The information contained in this communication is as of May 4, 2020. Stemline and the Menarini Group assume no obligation to update forward-looking statements contained in this communication as the result of new information or future events or developments, except as may be required by law.

 

 

 

 

This communication contains forward-looking information related to the Menarini Group, Stemline and the proposed acquisition of Stemline that involves substantial risks and uncertainties that could cause actual results to differ materially from those expressed or implied by such statements. Forward-looking statements in this document and the accompanying exhibits include, among other things, statements about the potential benefits of the proposed acquisition, the anticipated contingent value right payment, Stemline’s plans, objectives, expectations and intentions, the financial condition, results of operations and business of Stemline, Stemline’s product pipeline and portfolio assets, Stemline’s ability to achieve the milestone that triggers the contingent value right payment, the anticipated timing of closing of the proposed acquisition and expected plans for financing the proposed acquisition.

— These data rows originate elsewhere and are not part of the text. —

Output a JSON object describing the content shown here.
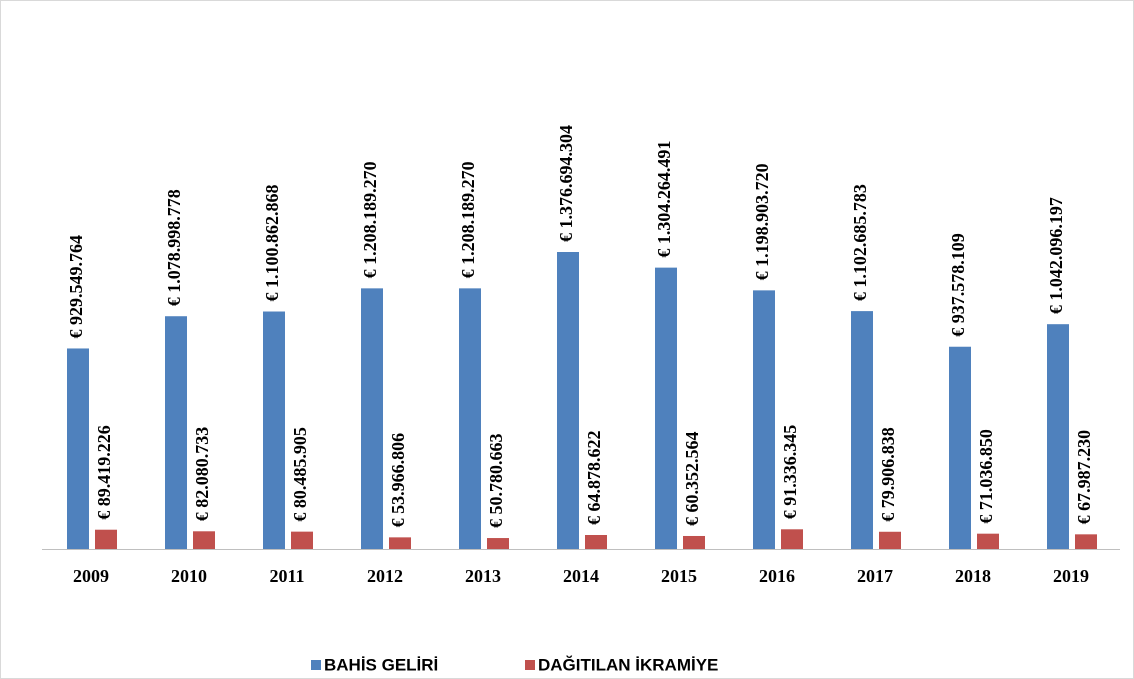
{
  "chart_data": {
    "type": "bar",
    "categories": [
      "2009",
      "2010",
      "2011",
      "2012",
      "2013",
      "2014",
      "2015",
      "2016",
      "2017",
      "2018",
      "2019"
    ],
    "series": [
      {
        "name": "BAHİS GELİRİ",
        "color": "#4f81bd",
        "values": [
          929549764,
          1078998778,
          1100862868,
          1208189270,
          1208189270,
          1376694304,
          1304264491,
          1198903720,
          1102685783,
          937578109,
          1042096197
        ],
        "value_labels": [
          "€ 929.549.764",
          "€ 1.078.998.778",
          "€ 1.100.862.868",
          "€ 1.208.189.270",
          "€ 1.208.189.270",
          "€ 1.376.694.304",
          "€ 1.304.264.491",
          "€ 1.198.903.720",
          "€ 1.102.685.783",
          "€ 937.578.109",
          "€ 1.042.096.197"
        ]
      },
      {
        "name": "DAĞITILAN İKRAMİYE",
        "color": "#c0504d",
        "values": [
          89419226,
          82080733,
          80485905,
          53966806,
          50780663,
          64878622,
          60352564,
          91336345,
          79906838,
          71036850,
          67987230
        ],
        "value_labels": [
          "€ 89.419.226",
          "€ 82.080.733",
          "€ 80.485.905",
          "€ 53.966.806",
          "€ 50.780.663",
          "€ 64.878.622",
          "€ 60.352.564",
          "€ 91.336.345",
          "€ 79.906.838",
          "€ 71.036.850",
          "€ 67.987.230"
        ]
      }
    ],
    "legend": "bottom"
  }
}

Risks and uncertainties include, among other things, risks related to the satisfaction or waiver of the conditions to closing the proposed acquisition (including the failure to obtain necessary regulatory approvals) in the anticipated timeframe or at all, including uncertainties as to how many of Stemline’s stockholders will tender their Shares in the tender offer and the possibility that the acquisition does not close; the possibility that competing offers may be made; risks related to obtaining the requisite consents to the acquisition, including, without limitation, the timing (including possible delays) and receipt of clearance under the Hart-Scott-Antitrust Improvements Act of 1976, as amended; disruption from the transaction making it more difficult to maintain business and operational relationships; significant transaction costs; the uncertainties inherent in research and development, including the ability to meet anticipated clinical endpoints, commencement and/or completion dates for clinical trials, regulatory submission dates, regulatory approval dates and/or launch dates, as well as the possibility of unfavorable new clinical data and further analyses of existing clinical data and, as such, the uncertainty that the milestone for the CVR payment may not be achieved in the prescribed timeframe or at all.

 

A further description of risks and uncertainties relating to Stemline can be found in Stemline’s Annual Report on Form 10-K for the fiscal year ended December 31, 2019, and in its subsequent Quarterly Reports on Form 10-Q and Current Reports on Form 8-K, all of which are filed with the SEC and available at www.sec.gov and https://ir.stemline.com/financial-information.

 

These forward-looking statements are based on numerous assumptions and assessments made by the Menarini Group and Stemline in light of their respective experiences and perceptions of historical trends, current conditions, business strategies, operating environment, future developments and other factors they believe are appropriate. By their nature, forward-looking statements involve known and unknown risks and uncertainties because they relate to events and depend on circumstances that will occur in the future. Although it is believed that the expectations reflected in the forward-looking statements in this communication are reasonable, no assurance can be given that such expectations will prove to have been correct and persons reading this corporate release are therefore cautioned not to place undue reliance on these forward-looking statements which speak only as at the date of this corporate release.